Jair Bolsonaro’nun şahsını ve onun hükümetinin büyük kısmını otoriteryanizmin faşist özelliklerine sahip, düşman “imha edilmeli” fikrine sahip görüyorum. Ve bu düşmanlar sol, feministler, yerliler, MST (Topraksız Köylü Hareketi) vb. şeklinde. Ona göre bütün bir solu temsil eden “komünizm”e nefret, -tek çıkış yolunun baskı olduğu fikri ile beraber- faşizmin ayırt edici özelliğidir.

Ne yazık ki ABD’de Trump, Macaristan’da Orbán, Hindistan’da Modi örneklerinde olduğu gibi bugün dünyada birçok aşırı sağ hükümet mevcut. Ancak en yarı-faşist ya da neo-faşist özelliklere sahip olanı Jair Bolsonaro hükümeti.

Neyse ki İtalya, Almanya ve İspanya’da varlık gösteren totaliter devletlerinki gibi bütün güç tek elde değil. Parlamentoyla, senatoyla ve hatta silahlı kuvvetler ile müzakerede bulunmak zorunda. Bu, onu hâlâ 1930’ların klasik faşizminden ayıran bir durum.

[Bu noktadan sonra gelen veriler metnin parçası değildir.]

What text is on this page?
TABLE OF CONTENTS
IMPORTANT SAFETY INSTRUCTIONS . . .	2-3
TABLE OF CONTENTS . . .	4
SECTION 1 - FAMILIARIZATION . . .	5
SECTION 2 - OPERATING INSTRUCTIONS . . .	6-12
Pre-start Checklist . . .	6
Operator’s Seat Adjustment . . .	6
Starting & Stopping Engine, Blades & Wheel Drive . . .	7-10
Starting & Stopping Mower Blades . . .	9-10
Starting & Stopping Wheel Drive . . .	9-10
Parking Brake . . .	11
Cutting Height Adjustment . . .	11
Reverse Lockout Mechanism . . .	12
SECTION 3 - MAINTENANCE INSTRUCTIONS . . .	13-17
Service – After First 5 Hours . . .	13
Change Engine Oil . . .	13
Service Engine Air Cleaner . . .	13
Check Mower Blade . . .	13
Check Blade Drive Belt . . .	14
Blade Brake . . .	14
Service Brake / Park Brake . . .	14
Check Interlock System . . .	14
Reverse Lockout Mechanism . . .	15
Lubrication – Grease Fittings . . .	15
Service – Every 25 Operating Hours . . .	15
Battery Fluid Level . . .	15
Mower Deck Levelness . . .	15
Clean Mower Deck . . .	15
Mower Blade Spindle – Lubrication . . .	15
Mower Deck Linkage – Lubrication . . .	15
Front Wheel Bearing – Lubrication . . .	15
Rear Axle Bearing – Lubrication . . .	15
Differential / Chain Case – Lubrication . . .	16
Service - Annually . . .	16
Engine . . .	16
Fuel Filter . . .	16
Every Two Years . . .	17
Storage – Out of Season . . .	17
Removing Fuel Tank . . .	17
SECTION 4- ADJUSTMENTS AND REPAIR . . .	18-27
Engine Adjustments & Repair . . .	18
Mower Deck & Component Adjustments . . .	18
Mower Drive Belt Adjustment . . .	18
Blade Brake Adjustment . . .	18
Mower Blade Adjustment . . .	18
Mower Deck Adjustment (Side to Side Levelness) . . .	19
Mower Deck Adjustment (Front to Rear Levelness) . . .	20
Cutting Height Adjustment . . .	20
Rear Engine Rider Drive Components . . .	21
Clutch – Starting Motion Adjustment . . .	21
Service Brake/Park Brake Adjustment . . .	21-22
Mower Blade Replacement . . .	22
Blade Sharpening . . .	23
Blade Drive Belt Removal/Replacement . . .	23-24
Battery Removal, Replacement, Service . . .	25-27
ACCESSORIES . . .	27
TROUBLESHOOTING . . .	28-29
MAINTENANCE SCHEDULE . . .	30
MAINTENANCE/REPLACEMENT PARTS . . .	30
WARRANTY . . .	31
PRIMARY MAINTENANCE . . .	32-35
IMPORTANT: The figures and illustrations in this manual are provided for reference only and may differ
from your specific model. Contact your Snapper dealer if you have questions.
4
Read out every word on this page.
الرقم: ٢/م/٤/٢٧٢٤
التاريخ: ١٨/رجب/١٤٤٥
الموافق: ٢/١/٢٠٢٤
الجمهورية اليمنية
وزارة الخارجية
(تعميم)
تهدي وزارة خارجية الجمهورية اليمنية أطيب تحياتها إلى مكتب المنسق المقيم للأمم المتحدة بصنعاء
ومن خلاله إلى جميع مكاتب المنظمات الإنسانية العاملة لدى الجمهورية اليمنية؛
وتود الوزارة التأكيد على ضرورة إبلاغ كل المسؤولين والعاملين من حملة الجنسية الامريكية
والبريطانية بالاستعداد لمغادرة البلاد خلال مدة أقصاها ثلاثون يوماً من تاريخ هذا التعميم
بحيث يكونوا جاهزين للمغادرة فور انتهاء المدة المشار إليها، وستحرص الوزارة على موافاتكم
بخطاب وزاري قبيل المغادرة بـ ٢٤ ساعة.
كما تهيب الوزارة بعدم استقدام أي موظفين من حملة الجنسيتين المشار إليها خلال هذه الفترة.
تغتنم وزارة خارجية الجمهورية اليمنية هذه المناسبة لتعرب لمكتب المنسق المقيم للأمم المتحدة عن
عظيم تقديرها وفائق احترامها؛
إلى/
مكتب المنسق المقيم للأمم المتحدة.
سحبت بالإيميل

Tarih kendini tekrar etmez ama bu çok endişe verici.

Faşizm karşısında bir diğer fark, bu karakterin halk tarafından demokratik bir şekilde seçilmiş olması. 1960’lar ve 70’lerde pek çok Latin Amerika ülkesinde olduğu gibi bir askeri darbe gerçekleşmedi; ne üzücü ki, bu demokratik bir seçimdi.

Diğer yandan, bir aldanmaya düşen halkın uyanıyor olduğu görüldü. Bolsonaro’nun popülaritesi epey düştü; hareketlenme ve direniş mevcut. Bunlardan bana göre çok önemli olan biri, ultra-gerici bir reform olan emeklilik reformuna karşı sendikaların hareketlenmesi.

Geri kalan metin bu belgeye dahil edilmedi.